The Huntington Tree Warden oversees and manages trees on municipal property and highway rights-of-way.
Huntington Tree Warden: Nate Sands (email@example.com)
Emerald Ash Borer
The Emerald Ash Borer (EAB) is an exotic beetle that was discovered in Michigan in 2002. The adult beetles eat ash foliage and cause little damage. The larvae (the immature stage), however, feed on the inner bark of ash trees which disrupts the tree’s ability to transport water and nutrients. An ash tree is infested with EAB will die within 1-5 years (if not treated) and may become a saftey hazard. As of October 2018, EAB has been found in 35 states, including VT where several towns have reported EAB. Ash trees comprise approximately 5% of Vermont forests and are also a very common urban tree. EAB threatens white ash, green ash and black ash in Vermont.

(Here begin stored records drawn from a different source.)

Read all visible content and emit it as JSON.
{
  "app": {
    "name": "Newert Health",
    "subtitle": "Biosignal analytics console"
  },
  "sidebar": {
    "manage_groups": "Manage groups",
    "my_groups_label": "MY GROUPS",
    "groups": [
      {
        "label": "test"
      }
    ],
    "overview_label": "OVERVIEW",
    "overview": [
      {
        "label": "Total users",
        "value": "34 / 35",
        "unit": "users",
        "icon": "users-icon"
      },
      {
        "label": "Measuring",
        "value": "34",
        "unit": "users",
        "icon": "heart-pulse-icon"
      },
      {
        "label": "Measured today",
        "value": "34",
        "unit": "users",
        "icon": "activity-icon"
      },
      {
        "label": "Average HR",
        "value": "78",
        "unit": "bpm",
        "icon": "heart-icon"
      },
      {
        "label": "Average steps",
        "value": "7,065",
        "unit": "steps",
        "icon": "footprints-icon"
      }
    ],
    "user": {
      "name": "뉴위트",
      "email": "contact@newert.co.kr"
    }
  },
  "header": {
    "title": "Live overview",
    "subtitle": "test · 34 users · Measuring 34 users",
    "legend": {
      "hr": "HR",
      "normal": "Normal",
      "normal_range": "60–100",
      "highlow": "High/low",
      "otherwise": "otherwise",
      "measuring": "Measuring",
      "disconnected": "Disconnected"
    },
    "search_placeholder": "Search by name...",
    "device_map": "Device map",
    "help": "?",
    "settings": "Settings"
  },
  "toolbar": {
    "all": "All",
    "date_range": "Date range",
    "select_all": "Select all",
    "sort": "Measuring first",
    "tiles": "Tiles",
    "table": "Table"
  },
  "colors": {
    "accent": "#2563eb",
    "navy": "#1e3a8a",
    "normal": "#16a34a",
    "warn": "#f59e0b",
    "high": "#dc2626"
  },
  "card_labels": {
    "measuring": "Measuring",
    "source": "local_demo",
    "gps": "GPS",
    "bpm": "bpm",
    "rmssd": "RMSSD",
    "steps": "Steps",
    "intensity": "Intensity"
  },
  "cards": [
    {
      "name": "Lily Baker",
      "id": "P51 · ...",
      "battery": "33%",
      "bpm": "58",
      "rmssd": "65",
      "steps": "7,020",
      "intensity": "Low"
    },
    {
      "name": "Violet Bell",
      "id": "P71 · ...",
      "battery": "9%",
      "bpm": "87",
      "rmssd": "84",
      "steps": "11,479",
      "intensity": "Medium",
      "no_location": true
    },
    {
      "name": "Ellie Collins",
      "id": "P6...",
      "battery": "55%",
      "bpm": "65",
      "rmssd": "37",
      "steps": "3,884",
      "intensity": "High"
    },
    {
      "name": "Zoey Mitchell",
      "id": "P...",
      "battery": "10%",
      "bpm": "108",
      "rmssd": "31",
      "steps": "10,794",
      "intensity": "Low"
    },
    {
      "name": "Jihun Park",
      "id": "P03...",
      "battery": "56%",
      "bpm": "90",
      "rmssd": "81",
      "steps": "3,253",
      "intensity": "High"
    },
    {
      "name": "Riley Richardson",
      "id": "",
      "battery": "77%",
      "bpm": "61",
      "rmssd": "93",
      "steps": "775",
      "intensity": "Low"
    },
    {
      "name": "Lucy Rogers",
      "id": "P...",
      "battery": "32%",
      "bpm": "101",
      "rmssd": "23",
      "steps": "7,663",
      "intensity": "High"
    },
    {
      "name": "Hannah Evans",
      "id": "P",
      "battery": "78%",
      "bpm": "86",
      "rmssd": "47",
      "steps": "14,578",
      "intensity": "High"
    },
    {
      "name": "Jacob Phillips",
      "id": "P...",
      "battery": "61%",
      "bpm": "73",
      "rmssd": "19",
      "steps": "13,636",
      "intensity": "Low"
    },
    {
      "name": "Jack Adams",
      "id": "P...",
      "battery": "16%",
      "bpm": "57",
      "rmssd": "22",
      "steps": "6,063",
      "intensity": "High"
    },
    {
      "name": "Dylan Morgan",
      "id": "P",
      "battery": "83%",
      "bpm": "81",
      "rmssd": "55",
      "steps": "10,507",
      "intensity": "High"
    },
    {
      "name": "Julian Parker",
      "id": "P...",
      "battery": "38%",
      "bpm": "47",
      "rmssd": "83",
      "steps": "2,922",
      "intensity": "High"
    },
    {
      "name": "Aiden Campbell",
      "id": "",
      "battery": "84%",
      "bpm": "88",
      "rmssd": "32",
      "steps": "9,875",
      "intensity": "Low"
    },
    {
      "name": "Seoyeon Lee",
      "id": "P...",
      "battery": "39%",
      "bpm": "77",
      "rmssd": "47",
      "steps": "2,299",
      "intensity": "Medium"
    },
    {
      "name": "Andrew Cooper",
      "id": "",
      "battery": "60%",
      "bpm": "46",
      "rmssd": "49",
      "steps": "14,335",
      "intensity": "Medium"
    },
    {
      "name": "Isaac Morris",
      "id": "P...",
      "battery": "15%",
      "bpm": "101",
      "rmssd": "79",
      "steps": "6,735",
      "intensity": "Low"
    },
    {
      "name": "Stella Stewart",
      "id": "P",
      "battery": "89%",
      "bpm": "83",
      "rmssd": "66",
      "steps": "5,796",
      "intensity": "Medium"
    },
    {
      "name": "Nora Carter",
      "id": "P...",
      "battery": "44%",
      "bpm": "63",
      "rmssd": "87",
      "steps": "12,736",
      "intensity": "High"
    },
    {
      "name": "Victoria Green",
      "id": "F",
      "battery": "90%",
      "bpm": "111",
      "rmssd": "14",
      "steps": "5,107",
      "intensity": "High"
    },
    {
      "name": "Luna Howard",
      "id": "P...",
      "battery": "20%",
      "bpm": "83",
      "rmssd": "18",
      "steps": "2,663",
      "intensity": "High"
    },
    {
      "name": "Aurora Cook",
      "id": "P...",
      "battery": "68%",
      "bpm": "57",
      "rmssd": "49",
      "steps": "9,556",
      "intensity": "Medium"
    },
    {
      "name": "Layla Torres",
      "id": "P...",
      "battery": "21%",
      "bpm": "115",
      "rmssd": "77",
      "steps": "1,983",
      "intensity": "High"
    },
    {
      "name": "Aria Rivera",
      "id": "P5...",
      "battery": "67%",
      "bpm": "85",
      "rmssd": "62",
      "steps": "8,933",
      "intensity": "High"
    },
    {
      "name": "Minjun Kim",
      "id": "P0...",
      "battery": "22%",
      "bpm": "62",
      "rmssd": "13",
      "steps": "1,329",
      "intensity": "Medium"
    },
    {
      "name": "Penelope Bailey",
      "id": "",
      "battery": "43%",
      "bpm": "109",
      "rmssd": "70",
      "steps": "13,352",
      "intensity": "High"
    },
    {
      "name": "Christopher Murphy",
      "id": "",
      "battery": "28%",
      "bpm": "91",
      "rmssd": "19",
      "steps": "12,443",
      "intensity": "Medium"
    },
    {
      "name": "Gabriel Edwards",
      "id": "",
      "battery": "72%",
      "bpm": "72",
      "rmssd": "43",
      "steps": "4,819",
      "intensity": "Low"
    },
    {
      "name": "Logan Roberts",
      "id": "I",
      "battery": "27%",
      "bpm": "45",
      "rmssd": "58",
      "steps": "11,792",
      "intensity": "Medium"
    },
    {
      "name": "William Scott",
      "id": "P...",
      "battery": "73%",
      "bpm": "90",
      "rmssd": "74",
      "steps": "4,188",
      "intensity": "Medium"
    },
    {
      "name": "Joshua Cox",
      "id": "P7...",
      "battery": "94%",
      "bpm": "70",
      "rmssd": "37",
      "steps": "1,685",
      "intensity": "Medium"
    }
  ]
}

In Huntington, Vt. the local Tree Warden and the Huntington Conservation Commission are taking the lead on preparing for the eventual arrival of EAB in our community. With support from from VT Urban and Community Forestry, the effort started with an inventory of Ash trees along road rights-of-way.
In 2019 and 2020, volunteers surveyed ROWs along the approximately 43 miles of town roads to create an inventory of where ash trees are located.
We developed a smartphone app that allowed for easy collection of data which was then integrated into the development of a preparedness plan.